Manuela: Ho sempre voluto inserire i miei lavori in un contesto urbano dove tutti potessero vederli. Ma sono timida e per tanto tempo non l’ho fatto pur frequentando amici writer fin da ragazzina. Oggi che ho una consapevolezza diversa e un progetto vero, un’idea di quello che voglio far vedere all’esterno posso realizzare queste figure da attaccare ai muri della mia città, immediati che puoi anche staccare e portare via. Non voglio imbrattare e non voglio attaccare sui monumenti. Questo lavoro è iniziato il giorno di San Valentino con le coppie innamorate e vorrei continuarlo appena è possibile portando per strada anche il progetto contro la violenza sulle donne con donne sedute, abbracciate e accoccolate.
Antonio: In questo periodo di quarantena i tuoi progetti sono cambiati? Il coronavirus è entrato nel tuo lavoro?

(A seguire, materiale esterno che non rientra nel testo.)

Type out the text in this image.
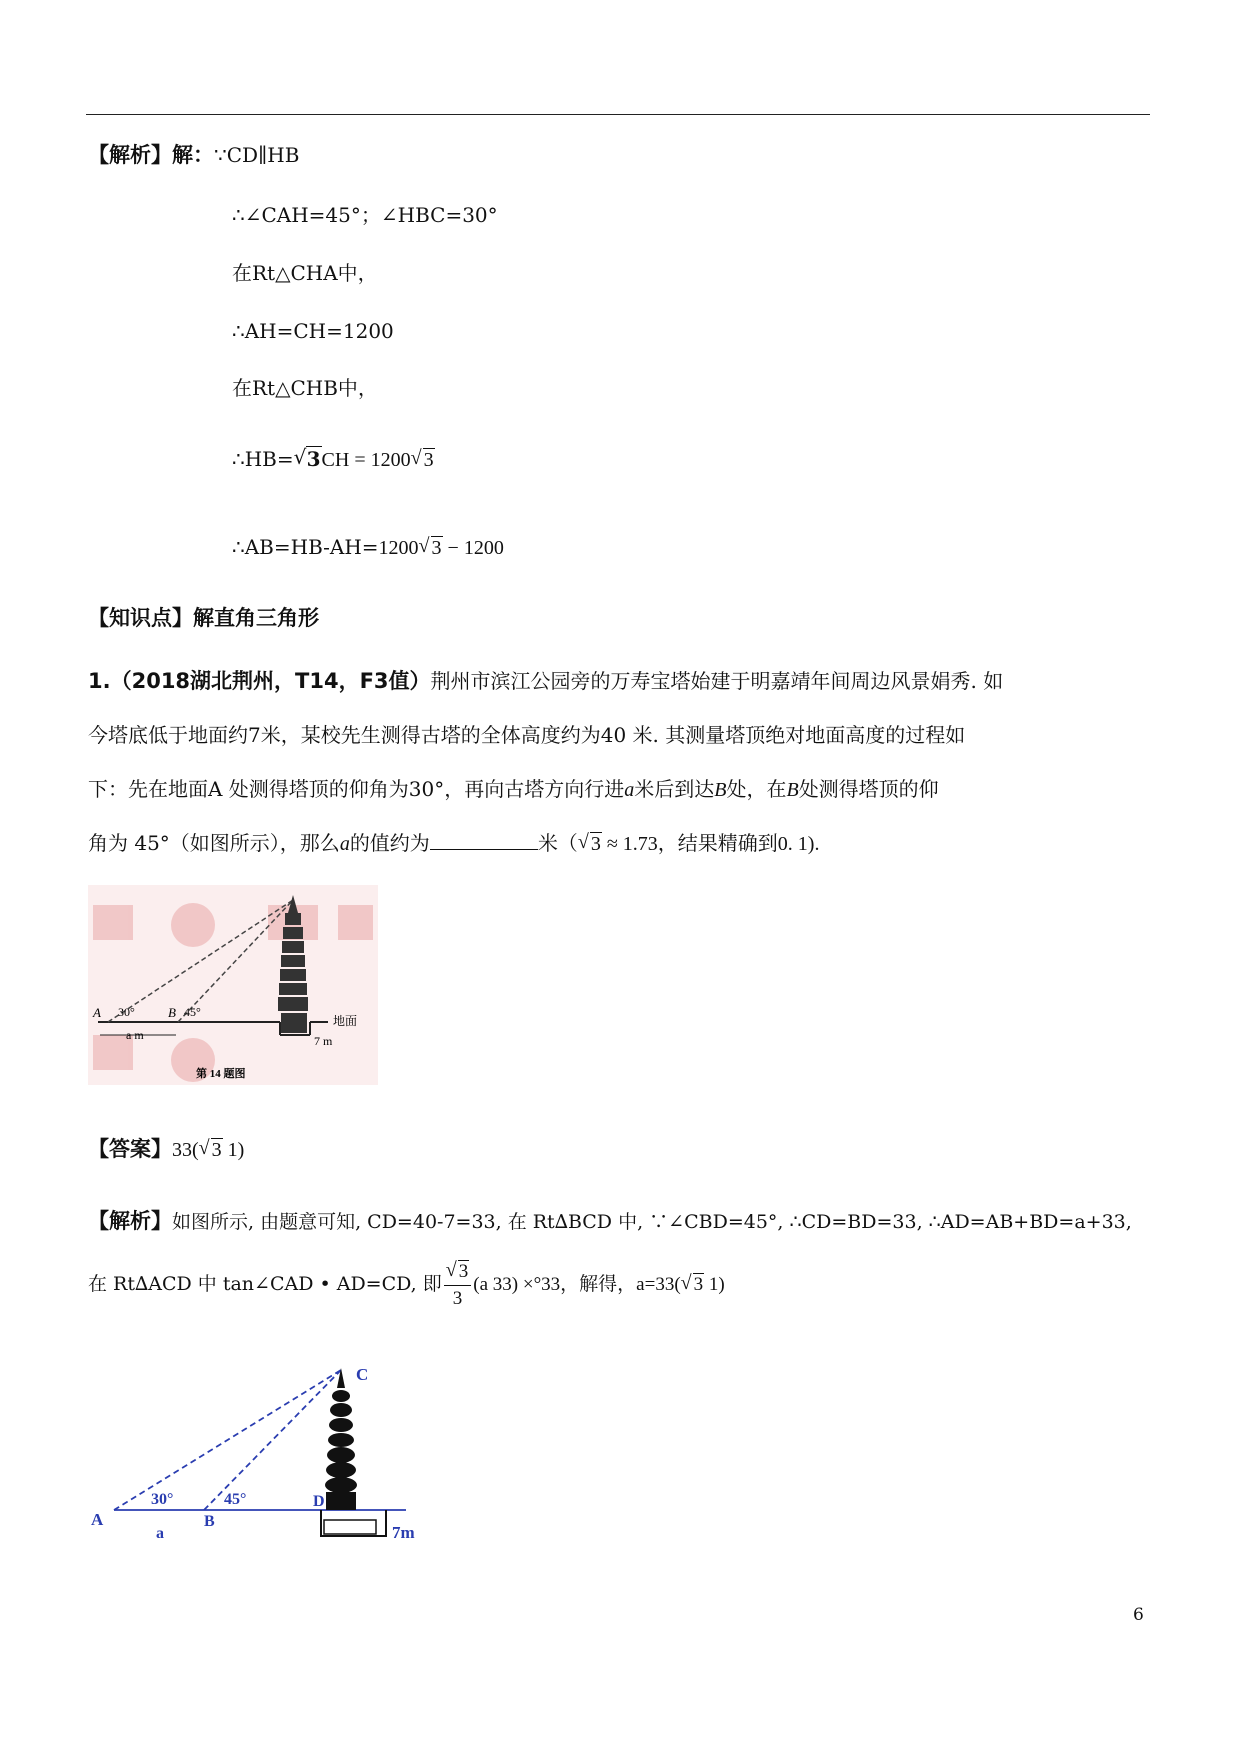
【解析】解：∵CD∥HB
∴∠CAH=45°；∠HBC=30°
在Rt△CHA中，
∴AH=CH=1200
在Rt△CHB中，
∴HB= √ 3CH = 1200 √ 3
∴AB=HB-AH=1200 √ 3 − 1200
【知识点】解直角三角形
1.（2018湖北荆州，T14，F3值）荆州市滨江公园旁的万寿宝塔始建于明嘉靖年间周边风景娟秀. 如
今塔底低于地面约7米，某校先生测得古塔的全体高度约为40 米. 其测量塔顶绝对地面高度的过程如
下：先在地面A 处测得塔顶的仰角为30°，再向古塔方向行进a米后到达B处，在B处测得塔顶的仰
角为 45°（如图所示），那么a的值约为	米（ √ 3 ≈ 1.73，结果精确到0. 1).
A 30°	B 45°
a m
地面
7 m
第 14 题图
【答案】33( √ 3 1)
【解析】如图所示, 由题意可知, CD=40-7=33, 在 Rt∆BCD 中, ∵∠CBD=45°, ∴CD=BD=33, ∴AD=AB+BD=a+33,
在 Rt∆ACD 中 tan∠CAD • AD=CD, 即 $\frac{√ 3}{3} (a$ 33) ×°33，解得，a=33( √ 3 1)
C
A
30°
a
B
45°	D
7m
6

Manuela: Vorrei evitare di parlare di catastrofi e pandemia nel mio lavoro. Non ho dipinto cuori con mascherine. Siamo già bombardati tutto il giorno da telegiornali e servizi che ci dicono solo quello che vogliono. Non ci dicono come stanno realmente le cose. Se ci pensi non ci hanno avvisato a gennaio quando c’erano già casi a Milano. Il problema c’era già. Adesso voglio leggerezza anche se so che probabilmente tutto questo tornerà nel mio lavoro più avanti, tra qualche mese.
Antonio: E da adesso in poi con la fase due e la possibilità di muoverci sempre più liberamente, che progetti hai ?
Manuela: Voglio continuare con il progetto di street art, ho delle nuove immagini che ho realizzato sempre dedicate all’amore e portare avanti il progetto sulla violenza delle donne. All’inizio dell’anno ho realizzato una scultura. Due elementi bianchi collegati da un filo rosso a rappresentare una distanza che però unisce. Due solitudini che si incontrano. Il meglio che ci possa capitare in mezzo a tutto questo casino.